The LDP software creates these tables, having extracted the data from source databases. It then updates the data from those sources once per day, so that the LDP database reflects the state of the source data as of sometime within the past 24 hours or so.

(Note that uppercase is not required in SQL, but it is a common convention used in published SQL queries and in documentation.)

2. JSON queries

To access the JSON fields, the function json_extract_path_text() can be used to retrieve data from a path of nested fields, for example:

SELECT
    data
FROM
    circulation_loans
LIMIT 1;
                         data                          
-------------------------------------------------------
 {                                                     
     "id": "87598cd2-4989-4191-aaf0-c8fbb5552a06",     
     "action": "checkedout",                           
     "itemId": "575d5eec-ad28-472f-ba79-09f8cf5539a3", 
     "status": {                                       
         "name": "Open"                                
     },                                                
     "userId": "79dffc9d-be22-462e-b46f-78ca88babe91", 
     "dueDate": "2020-01-15T00:00:00Z",                
     "loanDate": "2020-01-01T00:00:00Z"                
 }                                                     
SELECT
    json_extract_path_text(data, 'status', 'name') AS status,
    count(*)
FROM
    circulation_loans
GROUP BY
    status;
 status | count
--------+--------
 Closed | 504407
 Open   |   1294

In this example, json_extract_path_text(data, 'status', 'name') refers to the name field nested within the status field.
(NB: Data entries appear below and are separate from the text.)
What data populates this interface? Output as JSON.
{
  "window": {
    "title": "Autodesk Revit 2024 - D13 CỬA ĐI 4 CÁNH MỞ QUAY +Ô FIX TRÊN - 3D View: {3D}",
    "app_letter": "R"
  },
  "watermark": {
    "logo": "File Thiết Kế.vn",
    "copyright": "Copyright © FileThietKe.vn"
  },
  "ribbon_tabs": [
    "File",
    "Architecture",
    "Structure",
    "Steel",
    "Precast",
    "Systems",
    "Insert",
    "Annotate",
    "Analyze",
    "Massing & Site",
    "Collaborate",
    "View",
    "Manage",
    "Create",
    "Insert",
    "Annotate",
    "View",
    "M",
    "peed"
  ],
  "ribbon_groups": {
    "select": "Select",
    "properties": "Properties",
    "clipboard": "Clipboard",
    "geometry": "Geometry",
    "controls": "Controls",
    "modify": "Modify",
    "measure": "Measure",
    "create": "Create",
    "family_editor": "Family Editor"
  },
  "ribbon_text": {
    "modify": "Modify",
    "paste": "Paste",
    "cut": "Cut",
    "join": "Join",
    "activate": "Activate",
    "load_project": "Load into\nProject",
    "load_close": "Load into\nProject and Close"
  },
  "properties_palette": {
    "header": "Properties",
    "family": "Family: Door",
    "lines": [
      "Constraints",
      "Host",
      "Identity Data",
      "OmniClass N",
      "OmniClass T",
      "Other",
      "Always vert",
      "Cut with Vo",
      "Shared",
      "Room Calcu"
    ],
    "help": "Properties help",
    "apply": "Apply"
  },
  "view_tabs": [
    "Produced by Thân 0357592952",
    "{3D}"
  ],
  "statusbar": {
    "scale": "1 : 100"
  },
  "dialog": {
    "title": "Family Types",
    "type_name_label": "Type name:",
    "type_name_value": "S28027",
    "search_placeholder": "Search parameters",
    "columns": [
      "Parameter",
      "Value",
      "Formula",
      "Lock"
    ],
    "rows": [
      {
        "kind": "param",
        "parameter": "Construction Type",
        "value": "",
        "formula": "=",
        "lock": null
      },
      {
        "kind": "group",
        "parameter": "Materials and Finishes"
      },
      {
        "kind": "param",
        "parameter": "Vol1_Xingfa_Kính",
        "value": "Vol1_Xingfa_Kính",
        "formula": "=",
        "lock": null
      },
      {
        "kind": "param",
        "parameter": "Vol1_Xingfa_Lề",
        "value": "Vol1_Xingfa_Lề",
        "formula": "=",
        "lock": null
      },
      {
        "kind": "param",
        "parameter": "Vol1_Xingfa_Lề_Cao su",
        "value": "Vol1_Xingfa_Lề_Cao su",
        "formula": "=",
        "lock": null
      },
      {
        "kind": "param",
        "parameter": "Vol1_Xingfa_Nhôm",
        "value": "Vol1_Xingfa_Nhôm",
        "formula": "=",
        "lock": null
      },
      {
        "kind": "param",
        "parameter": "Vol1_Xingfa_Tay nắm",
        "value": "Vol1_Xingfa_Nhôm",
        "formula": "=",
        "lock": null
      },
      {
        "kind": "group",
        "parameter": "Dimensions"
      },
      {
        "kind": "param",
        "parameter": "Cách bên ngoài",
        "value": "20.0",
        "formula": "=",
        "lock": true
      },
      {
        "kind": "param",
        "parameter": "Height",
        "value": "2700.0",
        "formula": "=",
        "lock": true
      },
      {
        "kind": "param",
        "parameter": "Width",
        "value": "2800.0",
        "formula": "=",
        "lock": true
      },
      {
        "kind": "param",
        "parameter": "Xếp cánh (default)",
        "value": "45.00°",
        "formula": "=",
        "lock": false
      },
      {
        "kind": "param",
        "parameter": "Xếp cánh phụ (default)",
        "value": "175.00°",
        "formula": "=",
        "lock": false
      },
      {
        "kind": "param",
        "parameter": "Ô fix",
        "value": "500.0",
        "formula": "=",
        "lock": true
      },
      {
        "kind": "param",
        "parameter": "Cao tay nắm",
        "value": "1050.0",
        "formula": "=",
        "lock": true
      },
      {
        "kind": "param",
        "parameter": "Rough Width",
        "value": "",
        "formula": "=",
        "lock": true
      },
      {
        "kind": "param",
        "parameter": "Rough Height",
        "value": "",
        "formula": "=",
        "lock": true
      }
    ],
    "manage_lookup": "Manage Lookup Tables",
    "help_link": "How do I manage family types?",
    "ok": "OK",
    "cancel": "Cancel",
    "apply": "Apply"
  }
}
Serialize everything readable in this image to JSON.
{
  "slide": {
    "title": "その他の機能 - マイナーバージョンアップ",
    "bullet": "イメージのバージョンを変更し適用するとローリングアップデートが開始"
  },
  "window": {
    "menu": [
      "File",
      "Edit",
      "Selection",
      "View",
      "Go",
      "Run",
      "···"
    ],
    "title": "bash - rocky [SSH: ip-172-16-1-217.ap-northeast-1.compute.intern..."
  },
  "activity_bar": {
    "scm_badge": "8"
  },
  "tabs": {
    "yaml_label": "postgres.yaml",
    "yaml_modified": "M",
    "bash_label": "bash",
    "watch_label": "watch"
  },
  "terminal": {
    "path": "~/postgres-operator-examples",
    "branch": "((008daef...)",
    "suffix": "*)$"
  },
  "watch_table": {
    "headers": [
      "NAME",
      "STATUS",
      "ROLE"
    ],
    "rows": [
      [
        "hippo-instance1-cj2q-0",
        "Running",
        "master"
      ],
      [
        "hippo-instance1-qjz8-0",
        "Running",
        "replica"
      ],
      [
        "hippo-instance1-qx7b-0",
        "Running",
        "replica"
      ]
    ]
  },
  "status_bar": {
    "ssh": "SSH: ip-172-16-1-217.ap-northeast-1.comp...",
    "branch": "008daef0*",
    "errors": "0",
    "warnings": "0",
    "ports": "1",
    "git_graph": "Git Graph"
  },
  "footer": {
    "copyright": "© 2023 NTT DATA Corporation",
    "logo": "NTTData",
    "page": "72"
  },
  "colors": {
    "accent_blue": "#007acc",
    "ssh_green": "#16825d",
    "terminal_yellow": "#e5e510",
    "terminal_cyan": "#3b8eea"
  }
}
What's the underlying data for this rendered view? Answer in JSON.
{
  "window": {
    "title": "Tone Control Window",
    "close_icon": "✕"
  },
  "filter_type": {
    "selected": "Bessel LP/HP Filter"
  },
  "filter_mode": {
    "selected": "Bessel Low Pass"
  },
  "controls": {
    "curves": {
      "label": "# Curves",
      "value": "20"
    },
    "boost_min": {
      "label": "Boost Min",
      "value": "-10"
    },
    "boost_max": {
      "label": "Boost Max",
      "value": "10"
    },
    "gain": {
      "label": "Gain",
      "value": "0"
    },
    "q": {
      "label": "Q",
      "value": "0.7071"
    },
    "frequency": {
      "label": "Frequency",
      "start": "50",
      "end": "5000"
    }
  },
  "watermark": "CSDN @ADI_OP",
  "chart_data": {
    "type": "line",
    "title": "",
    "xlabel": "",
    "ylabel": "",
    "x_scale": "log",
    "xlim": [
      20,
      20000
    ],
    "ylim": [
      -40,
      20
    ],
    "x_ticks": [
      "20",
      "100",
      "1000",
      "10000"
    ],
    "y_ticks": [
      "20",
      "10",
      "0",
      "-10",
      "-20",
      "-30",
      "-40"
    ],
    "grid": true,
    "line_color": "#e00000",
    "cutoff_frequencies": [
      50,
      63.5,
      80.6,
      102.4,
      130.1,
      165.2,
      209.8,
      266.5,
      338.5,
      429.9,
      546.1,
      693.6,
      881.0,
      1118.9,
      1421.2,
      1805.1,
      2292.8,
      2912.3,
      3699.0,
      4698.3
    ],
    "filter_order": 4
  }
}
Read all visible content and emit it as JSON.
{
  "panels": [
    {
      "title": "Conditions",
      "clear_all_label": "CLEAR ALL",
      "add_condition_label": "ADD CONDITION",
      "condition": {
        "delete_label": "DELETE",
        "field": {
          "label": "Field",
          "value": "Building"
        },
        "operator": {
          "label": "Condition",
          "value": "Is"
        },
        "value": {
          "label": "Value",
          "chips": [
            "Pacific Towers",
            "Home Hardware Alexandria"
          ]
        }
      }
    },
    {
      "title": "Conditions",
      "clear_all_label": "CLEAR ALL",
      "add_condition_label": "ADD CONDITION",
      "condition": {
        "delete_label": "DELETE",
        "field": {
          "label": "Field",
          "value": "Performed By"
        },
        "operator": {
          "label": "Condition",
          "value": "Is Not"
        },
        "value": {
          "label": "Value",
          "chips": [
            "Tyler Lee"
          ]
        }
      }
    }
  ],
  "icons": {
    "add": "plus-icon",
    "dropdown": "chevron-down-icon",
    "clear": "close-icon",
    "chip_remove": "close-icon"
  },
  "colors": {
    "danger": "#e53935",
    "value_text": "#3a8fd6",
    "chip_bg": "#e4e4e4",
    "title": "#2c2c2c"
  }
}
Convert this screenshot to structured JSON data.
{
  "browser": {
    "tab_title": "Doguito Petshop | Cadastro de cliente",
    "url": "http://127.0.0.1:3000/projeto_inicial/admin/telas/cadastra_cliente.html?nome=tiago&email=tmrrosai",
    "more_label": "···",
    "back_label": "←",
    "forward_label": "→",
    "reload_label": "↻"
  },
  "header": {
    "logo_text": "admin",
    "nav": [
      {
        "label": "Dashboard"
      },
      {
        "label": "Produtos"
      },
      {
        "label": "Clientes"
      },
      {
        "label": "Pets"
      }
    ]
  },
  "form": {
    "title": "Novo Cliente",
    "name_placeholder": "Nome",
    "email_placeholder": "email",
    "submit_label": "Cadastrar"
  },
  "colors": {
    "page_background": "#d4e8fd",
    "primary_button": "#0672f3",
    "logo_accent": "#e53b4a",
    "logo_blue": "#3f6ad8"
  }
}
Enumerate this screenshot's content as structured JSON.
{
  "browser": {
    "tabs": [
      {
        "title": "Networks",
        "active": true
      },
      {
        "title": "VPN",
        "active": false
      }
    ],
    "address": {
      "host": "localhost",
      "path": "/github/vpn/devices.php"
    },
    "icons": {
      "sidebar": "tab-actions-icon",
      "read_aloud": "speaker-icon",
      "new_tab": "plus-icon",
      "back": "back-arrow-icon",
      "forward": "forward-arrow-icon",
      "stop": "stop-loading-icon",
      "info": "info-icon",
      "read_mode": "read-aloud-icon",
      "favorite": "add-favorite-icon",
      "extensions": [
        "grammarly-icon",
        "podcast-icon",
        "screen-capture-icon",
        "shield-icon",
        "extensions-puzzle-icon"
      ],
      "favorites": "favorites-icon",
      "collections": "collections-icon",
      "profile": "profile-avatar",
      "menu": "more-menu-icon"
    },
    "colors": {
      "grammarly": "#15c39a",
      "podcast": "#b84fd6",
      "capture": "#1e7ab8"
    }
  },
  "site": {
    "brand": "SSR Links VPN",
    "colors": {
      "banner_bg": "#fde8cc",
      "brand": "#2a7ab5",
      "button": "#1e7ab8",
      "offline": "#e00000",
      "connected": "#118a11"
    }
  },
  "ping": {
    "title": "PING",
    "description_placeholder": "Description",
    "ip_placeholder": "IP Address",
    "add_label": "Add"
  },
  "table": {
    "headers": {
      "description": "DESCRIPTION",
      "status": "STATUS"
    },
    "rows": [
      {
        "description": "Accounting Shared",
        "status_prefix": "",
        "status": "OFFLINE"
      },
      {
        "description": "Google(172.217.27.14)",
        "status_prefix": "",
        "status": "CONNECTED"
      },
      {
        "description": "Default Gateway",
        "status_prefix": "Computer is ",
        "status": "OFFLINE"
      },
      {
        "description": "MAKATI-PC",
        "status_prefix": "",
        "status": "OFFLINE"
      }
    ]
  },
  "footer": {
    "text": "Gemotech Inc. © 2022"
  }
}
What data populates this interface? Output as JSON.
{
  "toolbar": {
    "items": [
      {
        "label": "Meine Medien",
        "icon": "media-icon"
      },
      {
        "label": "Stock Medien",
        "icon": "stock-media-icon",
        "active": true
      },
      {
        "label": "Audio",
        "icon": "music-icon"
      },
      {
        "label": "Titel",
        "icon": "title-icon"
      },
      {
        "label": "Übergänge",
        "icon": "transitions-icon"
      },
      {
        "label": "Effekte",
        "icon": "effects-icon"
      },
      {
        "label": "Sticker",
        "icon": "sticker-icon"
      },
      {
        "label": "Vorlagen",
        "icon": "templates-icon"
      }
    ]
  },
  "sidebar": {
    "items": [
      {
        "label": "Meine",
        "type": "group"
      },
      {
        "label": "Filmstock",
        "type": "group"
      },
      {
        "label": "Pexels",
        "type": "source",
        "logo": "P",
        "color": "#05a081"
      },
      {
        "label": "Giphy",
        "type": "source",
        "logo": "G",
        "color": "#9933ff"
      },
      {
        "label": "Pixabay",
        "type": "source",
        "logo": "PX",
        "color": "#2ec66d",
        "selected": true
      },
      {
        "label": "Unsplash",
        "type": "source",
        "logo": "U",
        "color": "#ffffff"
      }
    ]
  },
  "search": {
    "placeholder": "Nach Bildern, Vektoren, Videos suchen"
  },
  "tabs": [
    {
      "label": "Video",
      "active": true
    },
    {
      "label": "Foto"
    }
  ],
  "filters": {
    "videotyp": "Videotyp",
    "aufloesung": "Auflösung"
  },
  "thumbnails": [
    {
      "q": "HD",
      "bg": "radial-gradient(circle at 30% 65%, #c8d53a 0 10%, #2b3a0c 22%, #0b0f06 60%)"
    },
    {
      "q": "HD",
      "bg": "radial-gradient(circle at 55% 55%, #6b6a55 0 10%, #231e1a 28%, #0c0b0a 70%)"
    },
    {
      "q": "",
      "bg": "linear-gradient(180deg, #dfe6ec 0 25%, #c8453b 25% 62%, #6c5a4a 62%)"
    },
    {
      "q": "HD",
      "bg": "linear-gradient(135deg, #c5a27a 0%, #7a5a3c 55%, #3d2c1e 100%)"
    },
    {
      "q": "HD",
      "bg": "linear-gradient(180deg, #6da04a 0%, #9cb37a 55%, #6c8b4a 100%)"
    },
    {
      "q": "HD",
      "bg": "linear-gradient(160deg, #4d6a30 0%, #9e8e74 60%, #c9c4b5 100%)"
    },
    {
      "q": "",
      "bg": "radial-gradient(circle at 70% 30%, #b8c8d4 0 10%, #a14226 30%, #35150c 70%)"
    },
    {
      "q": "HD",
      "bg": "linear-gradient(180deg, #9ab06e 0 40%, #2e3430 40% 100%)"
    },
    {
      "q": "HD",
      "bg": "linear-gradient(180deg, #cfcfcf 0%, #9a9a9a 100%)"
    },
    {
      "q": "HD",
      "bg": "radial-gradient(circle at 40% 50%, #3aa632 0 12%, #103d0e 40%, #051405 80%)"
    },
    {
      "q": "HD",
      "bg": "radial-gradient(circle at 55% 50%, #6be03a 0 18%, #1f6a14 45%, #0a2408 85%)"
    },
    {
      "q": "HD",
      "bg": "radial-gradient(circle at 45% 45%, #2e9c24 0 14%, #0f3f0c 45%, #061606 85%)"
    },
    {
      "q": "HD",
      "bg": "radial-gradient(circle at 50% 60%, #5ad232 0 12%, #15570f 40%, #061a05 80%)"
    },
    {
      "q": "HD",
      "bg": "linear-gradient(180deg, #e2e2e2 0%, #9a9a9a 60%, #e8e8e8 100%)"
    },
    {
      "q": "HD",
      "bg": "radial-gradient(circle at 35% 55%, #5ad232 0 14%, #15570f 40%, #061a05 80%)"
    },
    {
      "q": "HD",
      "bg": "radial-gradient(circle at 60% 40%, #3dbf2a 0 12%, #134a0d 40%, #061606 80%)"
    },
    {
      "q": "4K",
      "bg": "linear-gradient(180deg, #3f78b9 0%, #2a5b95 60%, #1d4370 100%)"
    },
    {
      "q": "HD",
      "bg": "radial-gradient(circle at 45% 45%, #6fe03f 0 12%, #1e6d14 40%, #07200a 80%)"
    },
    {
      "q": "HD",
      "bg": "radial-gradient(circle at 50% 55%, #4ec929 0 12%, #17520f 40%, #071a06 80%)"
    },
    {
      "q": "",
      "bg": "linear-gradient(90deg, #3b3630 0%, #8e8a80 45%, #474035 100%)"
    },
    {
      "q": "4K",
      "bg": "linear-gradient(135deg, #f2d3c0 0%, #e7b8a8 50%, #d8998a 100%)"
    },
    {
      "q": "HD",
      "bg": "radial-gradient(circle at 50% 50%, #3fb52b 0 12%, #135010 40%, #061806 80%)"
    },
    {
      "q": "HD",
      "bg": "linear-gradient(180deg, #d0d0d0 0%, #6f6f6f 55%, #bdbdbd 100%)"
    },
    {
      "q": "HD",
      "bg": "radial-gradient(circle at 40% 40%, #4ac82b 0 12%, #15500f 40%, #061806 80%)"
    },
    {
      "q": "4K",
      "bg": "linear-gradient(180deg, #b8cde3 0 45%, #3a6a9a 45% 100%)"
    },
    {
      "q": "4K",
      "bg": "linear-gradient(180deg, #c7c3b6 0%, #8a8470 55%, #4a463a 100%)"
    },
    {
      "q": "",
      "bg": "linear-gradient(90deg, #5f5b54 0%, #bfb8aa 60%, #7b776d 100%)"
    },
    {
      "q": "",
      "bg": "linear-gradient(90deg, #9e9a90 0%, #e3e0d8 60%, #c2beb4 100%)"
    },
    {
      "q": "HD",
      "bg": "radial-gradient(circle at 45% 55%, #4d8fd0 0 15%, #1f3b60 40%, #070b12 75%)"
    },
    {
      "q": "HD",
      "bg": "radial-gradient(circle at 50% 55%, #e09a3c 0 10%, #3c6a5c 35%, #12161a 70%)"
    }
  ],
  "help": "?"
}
3. Relational attributes vs. JSON

An example of a query written entirely using JSON data:

SELECT
    json_extract_path_text(u.data, 'id') AS user_id,
    json_extract_path_text(g.data, 'group') AS "group"
FROM
    user_users AS u
    LEFT JOIN user_groups AS g
        ON json_extract_path_text(u.data, 'patronGroup') =
           json_extract_path_text(g.data, 'id')
LIMIT 5;

This can be written in a simpler form by using the relational attributes rather than JSON fields:

SELECT
    u.id AS user_id,
    g.group
FROM
    user_users AS u
    LEFT JOIN user_groups AS g ON u.patron_group = g.id
LIMIT 5;
               user_id                |    group
--------------------------------------+---------------
 429510c8-0b50-4ec5-b4ca-462278c0677b | staff
 af91674a-6468-4d5f-b037-28ebbf02f051 | undergraduate
 0736f1a1-6a19-4f13-ab3b-50a4915dcc4a | undergraduate
 37274158-5e38-4852-93c7-359bfdd76892 | undergraduate
 2c2864b1-58cb-4752-ae8e-3ce7bc9a3be4 | faculty

4. Local tables

The local schema is created by LDP as a common area in the database where users can create or import their own data sets, including storing the results of queries, e.g.:

CREATE TABLE local.loan_status AS
SELECT
    json_extract_path_text(data, 'status', 'name') AS status,
    count(*)
FROM
    circulation_loans
GROUP BY
    status;

This is also a good place to store tables containing intermediate results, as a step-by-step way of building up complex queries.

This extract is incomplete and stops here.